I’m attempting to control an ODrive using an arduino pro micro over serial and am having trouble with the serial connection - specifically reading data from the ODrive while the motors are running closed loop position control. I’d like to be able to read/write to both axes at ~100hz and will need fast baudrates to free up processing time on the arduino. ODrive is a new v3.6.56 board running 0.5.4
I can use the GetPosition() function to read at 250000 baud reliably from both axes with the motors off, but switch the motors on and within a few seconds GetPosition() begins timing out and never returns a valid number again.
It will work for longer at 57600 baud, up to a few minutes, but eventually the GetPosition() will fail.
At all baud rates I still reliably use SetPosition() to control both motors, even after GetPosition begins to timeout.
I am using hardware serial on the micro, and have toroids with 6 wraps on the motor lines as well as shielding wrap with a drain wire on the motor lines, encoders, and the short serial line to the arduino.
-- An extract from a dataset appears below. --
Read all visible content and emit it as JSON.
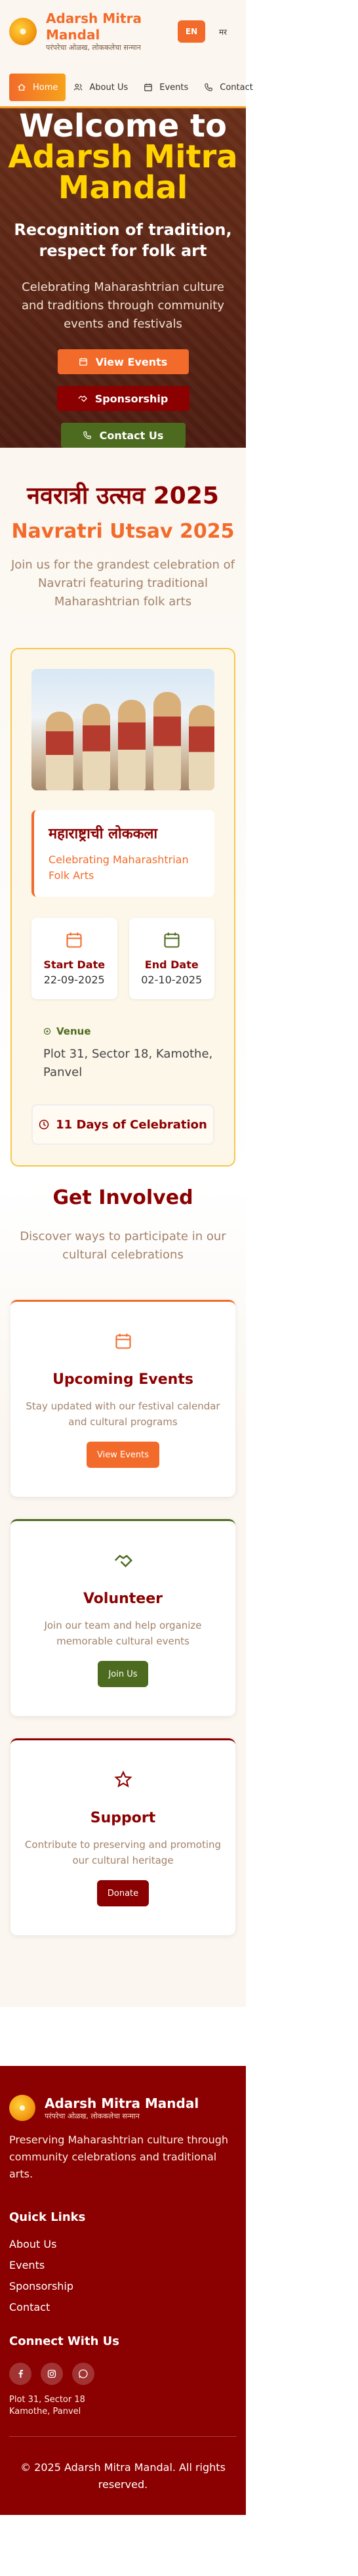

Arduino and odrive are connected to my computer with usb isolators. Odrive runs off a 24v madewell power supply.
Have the same problem with a teensy2.0 board.
#include <HardwareSerial.h>
#include <ODriveArduino.h>
#include <ODriveEnums.h>
// Printing with stream operator helper functions
template<class T> inline Print& operator <<(Print &obj, T arg) {
obj.print(arg);
return obj;
}
template<> inline Print& operator <<(Print &obj, float arg) {
obj.print(arg, 4);
return obj;
}
//Hardware serial port
HardwareSerial& odrive_serial = Serial1;
// ODrive object
ODriveArduino odrive(odrive_serial);
int counter = 0;
float testPosY = 0.0;
float testPosX = 0.0;
float readXPos, readYPos;
void setup() {
//PC serial
Serial.begin(115200);
// Arduino -> Odrive serial begin
odrive_serial.begin(115200);
//Start motors
odrive.run_state(0, AXIS_STATE_CLOSED_LOOP_CONTROL, false);
delay(1);
odrive.run_state(1, AXIS_STATE_CLOSED_LOOP_CONTROL, false);
delay(1);
odrive.SetPosition(0, 0);
delay(1);
odrive.SetPosition(1, 0);
delay(500);
}
void loop() {
//read positions
odrive_serial << "r axis0.encoder.pos_estimate\n";
delay(1);
Serial << odrive.readFloat() << "\n";
odrive_serial << "r axis1.encoder.pos_estimate\n";
delay(1);
Serial << odrive.readFloat() << "\n";
if(counter == 1000){
counter = 0;
}
testPosY = 0.1*sin(counter*0.0062831853);
testPosX = 0.1*cos(counter*0.0062831853);
odrive.SetPosition(0,testPosY);
odrive.SetPosition(1,testPosX);
counter++;
}
I get the same results using normal GetPositon functions without delays between reads/writes.
Can anyone point me in the right direction? Do I need to come up with my own error handling on the serial line? I don’t have a scope to check what’s really going on.